Nature Biotechnology ( IF 33.1 ) Pub Date : 2023-08-03 , DOI: 10.1038/s41587-023-01881-x Florian V De Rop 1, 2 , Gert Hulselmans 1, 2 , Chris Flerin 1, 2 , Paula Soler-Vila 3 , Albert Rafels 4 , Valerie Christiaens 1, 2 , Carmen Bravo González-Blas 1, 2 , Domenica Marchese 4 , Ginevra Caratù 4 , Suresh Poovathingal 1 , Orit Rozenblatt-Rosen 5 , Michael Slyper 6 , Wendy Luo 6 , Christoph Muus 6 , Fabiana Duarte 7, 8 , Rojesh Shrestha 7, 8 , S Tansu Bagdatli 9 , M Ryan Corces 10 , Lira Mamanova 11 , Andrew Knights 11 , Kerstin B Meyer 11 , Ryan Mulqueen 12 , Akram Taherinasab 13, 14 , Patrick Maschmeyer 15, 16 , Jörn Pezoldt 17, 18 , Camille Lucie Germaine Lambert 17, 18 , Marta Iglesias 4, 19 , Sebastián R Najle 4 , Zain Y Dossani 20, 21 , Luciano G Martelotto 22, 23 , Zach Burkett 24 , Ronald Lebofsky 24 , José Ignacio Martin-Subero 3, 25, 26, 27 , Satish Pillai 20, 21 , Arnau Sebé-Pedrós 4, 19, 28 , Bart Deplancke 17, 18 , Sarah A Teichmann 11, 29 , Leif S Ludwig 6, 15, 16 , Theodore P Braun 13, 14 , Andrew C Adey 12 , William J Greenleaf 9, 30 , Jason D Buenrostro 7, 8 , Aviv Regev 5, 31, 32 , Stein Aerts 1, 2 , Holger Heyn 4, 19
Single-cell assay for transposase-accessible chromatin by sequencing (scATAC-seq) has emerged as a powerful tool for dissecting regulatory landscapes and cellular heterogeneity.
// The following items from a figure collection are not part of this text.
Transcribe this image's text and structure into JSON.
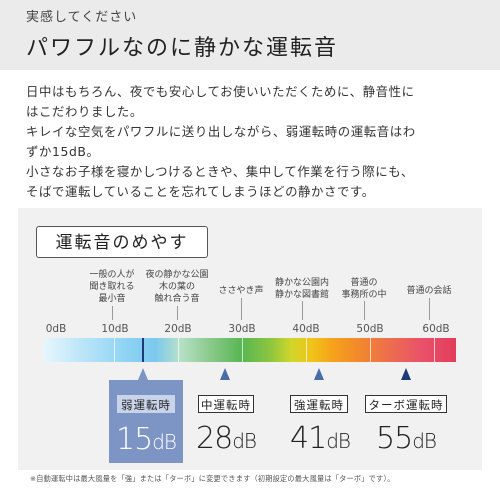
{
  "header": {
    "subtitle": "実感してください",
    "title": "パワフルなのに静かな運転音"
  },
  "body": {
    "lines": [
      "日中はもちろん、夜でも安心してお使いいただくために、静音性に",
      "はこだわりました。",
      "キレイな空気をパワフルに送り出しながら、弱運転時の運転音はわ",
      "ずか15dB。",
      "小さなお子様を寝かしつけるときや、集中して作業を行う際にも、",
      "そばで運転していることを忘れてしまうほどの静かさです。"
    ]
  },
  "panel": {
    "heading": "運転音のめやす",
    "examples": [
      {
        "line1": "一般の人が",
        "line2": "聞き取れる",
        "line3": "最小音"
      },
      {
        "line1": "夜の静かな公園",
        "line2": "木の葉の",
        "line3": "触れ合う音"
      },
      {
        "line1": "ささやき声",
        "line2": "",
        "line3": ""
      },
      {
        "line1": "静かな公園内",
        "line2": "静かな図書館",
        "line3": ""
      },
      {
        "line1": "普通の",
        "line2": "事務所の中",
        "line3": ""
      },
      {
        "line1": "普通の会話",
        "line2": "",
        "line3": ""
      }
    ],
    "scale": [
      "0dB",
      "10dB",
      "20dB",
      "30dB",
      "40dB",
      "50dB",
      "60dB"
    ],
    "modes": [
      {
        "label": "弱運転時",
        "value": "15",
        "unit": "dB",
        "highlight": true
      },
      {
        "label": "中運転時",
        "value": "28",
        "unit": "dB",
        "highlight": false
      },
      {
        "label": "強運転時",
        "value": "41",
        "unit": "dB",
        "highlight": false
      },
      {
        "label": "ターボ運転時",
        "value": "55",
        "unit": "dB",
        "highlight": false
      }
    ],
    "note": "※自動運転中は最大風量を「強」または「ターボ」に変更できます（初期設定の最大風量は「ターボ」です）。"
  },
  "colors": {
    "header_bg": "#ebebeb",
    "panel_bg": "#f1f1f1",
    "highlight": "#7d95c4",
    "arrow": "#4a6aa8"
  }
}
However, an exploration of systemic biases among scATAC-seq technologies has remained absent. In this study, we benchmark the performance of eight scATAC-seq methods across 47 experiments using human peripheral blood mononuclear cells (PBMCs) as a reference sample and develop PUMATAC, a universal preprocessing pipeline, to handle the various sequencing data formats. Our analyses reveal significant differences in sequencing library complexity and tagmentation specificity, which impact cell-type annotation, genotype demultiplexing, peak calling, differential region accessibility and transcription factor motif enrichment. Our findings underscore the importance of sample extraction, method selection, data processing and total cost of experiments, offering valuable guidance for future research. Finally, our data and analysis pipeline encompasses 169,000 PBMC scATAC-seq profiles and a best practices code repository for scATAC-seq data analysis, which are freely available to extend this benchmarking effort to future protocols.
中文翻译:
单细胞 ATAC 测序方案的系统基准测试
通过测序对转座酶可及的染色质进行单细胞测定 (scATAC-seq) 已成为剖析调控环境和细胞异质性的强大工具。然而,对 scATAC-seq 技术之间系统偏差的探索仍然缺乏。在这项研究中,我们使用人外周血单核细胞 (PBMC) 作为参考样本,对 47 个实验中的 8 种 scATAC-seq 方法的性能进行了基准测试,并开发了 PUMATAC(一种通用预处理管道)来处理各种测序数据格式。我们的分析揭示了测序文库复杂性和标签特异性的显着差异,这影响了细胞类型注释、基因型解复用、峰识别、差异区域可访问性和转录因子基序富集。我们的研究结果强调了样本提取、方法选择、数据处理和实验总成本的重要性,为未来的研究提供了宝贵的指导。最后,我们的数据和分析管道包含 169,000 个 PBMC scATAC-seq 配置文件和用于 scATAC-seq 数据分析的最佳实践代码存储库,这些代码存储库可免费使用,以将基准测试工作扩展到未来的协议。